La mairie étudie "la possibilité de déposer un recours devant le Conseil d’Etat"
Face aux critiques de Rachida Dati, Emmanuel Grégoire répond directement sur Twitter. "Malgré l’entêtement de Rachida Dati à entraver à tout projet de nature, de vélo, de suppression de la place de la voiture, nous n’allons pas renoncer. Le tout voiture n’a plus sa place à Paris", réplique le premier adjoint d’Anne Hidalgo.
En octobre 2022, la Ville avait déjà renoncé à certains réaménagements au pied de la tour Eiffel, face aux critiques des oppositions municipales et des défenseurs de l'environnement. Une décision annoncée après une polémique concernant l’abattage d’arbres liée à ces constructions.
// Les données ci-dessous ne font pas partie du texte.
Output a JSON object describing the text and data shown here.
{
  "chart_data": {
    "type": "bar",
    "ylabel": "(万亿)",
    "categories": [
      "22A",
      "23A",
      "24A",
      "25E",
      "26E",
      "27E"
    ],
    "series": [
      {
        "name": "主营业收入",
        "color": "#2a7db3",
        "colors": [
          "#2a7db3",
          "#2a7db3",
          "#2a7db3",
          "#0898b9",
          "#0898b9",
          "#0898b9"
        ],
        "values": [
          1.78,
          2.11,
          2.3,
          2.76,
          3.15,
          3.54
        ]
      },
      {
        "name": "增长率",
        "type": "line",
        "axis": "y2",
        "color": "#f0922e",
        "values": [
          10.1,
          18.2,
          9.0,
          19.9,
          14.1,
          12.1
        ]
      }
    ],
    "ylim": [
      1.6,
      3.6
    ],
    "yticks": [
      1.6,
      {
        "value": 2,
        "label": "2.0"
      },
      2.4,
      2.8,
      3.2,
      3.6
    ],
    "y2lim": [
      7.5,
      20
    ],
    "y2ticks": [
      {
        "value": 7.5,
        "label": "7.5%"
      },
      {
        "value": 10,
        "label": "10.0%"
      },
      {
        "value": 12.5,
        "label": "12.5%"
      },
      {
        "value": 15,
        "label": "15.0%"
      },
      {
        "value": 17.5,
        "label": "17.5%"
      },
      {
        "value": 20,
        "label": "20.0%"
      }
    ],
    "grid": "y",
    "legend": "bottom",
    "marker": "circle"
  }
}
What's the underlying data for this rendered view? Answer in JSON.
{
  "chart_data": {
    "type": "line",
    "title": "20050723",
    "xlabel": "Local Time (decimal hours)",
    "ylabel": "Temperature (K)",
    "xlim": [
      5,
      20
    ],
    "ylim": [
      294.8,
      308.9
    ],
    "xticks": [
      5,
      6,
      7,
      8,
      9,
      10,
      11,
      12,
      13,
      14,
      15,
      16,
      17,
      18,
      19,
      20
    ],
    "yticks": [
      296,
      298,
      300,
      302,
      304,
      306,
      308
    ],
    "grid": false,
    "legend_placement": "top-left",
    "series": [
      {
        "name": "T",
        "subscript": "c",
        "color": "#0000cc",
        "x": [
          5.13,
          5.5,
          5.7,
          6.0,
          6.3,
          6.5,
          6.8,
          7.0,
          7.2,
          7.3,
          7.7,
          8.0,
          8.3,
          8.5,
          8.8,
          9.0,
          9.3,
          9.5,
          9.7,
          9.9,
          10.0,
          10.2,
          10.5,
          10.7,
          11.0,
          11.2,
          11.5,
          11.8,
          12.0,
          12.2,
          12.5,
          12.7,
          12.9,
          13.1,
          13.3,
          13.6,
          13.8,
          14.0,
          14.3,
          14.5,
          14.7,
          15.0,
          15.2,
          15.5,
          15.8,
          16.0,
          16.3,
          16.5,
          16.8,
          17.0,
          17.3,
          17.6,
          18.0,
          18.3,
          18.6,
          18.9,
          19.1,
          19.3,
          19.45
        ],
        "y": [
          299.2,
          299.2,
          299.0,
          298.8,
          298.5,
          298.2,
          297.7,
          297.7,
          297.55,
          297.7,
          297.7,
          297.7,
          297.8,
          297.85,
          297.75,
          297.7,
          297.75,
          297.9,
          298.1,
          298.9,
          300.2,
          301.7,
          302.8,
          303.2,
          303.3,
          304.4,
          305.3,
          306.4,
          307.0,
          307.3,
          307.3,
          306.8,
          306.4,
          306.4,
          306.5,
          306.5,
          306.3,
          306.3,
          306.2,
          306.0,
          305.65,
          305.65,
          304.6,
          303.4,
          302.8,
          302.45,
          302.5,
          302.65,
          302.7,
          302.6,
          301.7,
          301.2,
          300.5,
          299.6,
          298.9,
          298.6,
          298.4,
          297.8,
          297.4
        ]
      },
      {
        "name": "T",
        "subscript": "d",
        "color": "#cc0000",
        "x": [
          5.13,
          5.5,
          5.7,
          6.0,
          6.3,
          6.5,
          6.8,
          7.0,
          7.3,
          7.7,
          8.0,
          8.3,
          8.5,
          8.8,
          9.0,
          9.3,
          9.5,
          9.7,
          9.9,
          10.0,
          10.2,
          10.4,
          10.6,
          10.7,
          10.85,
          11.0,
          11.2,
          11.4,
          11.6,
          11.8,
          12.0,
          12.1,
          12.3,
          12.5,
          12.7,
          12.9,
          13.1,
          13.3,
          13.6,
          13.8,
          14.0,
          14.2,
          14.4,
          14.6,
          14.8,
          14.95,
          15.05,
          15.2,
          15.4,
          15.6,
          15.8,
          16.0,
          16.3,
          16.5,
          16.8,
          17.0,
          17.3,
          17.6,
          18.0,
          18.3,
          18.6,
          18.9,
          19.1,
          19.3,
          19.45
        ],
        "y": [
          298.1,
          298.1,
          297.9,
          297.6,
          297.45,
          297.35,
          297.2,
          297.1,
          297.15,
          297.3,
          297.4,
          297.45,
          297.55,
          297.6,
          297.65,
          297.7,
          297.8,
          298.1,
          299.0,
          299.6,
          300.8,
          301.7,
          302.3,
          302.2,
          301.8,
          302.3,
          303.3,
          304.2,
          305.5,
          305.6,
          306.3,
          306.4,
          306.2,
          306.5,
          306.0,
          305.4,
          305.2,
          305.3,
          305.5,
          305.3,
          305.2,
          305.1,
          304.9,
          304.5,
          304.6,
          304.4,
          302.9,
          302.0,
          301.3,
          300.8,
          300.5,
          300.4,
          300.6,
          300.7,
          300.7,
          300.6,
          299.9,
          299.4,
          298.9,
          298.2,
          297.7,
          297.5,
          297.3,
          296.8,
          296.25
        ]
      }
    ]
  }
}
Concernant la décision de la cour administrative d'appel, la Ville de Paris dit "étudier" avec ses conseils juridiques "la possibilité de déposer un recours devant le Conseil d’Etat". Jean Laussucq, lui, explique que le groupe Changer Paris demande de "se réunir de nouveau autour d’une table pour remettre en état le Champ-de-Mars d’ici 2024".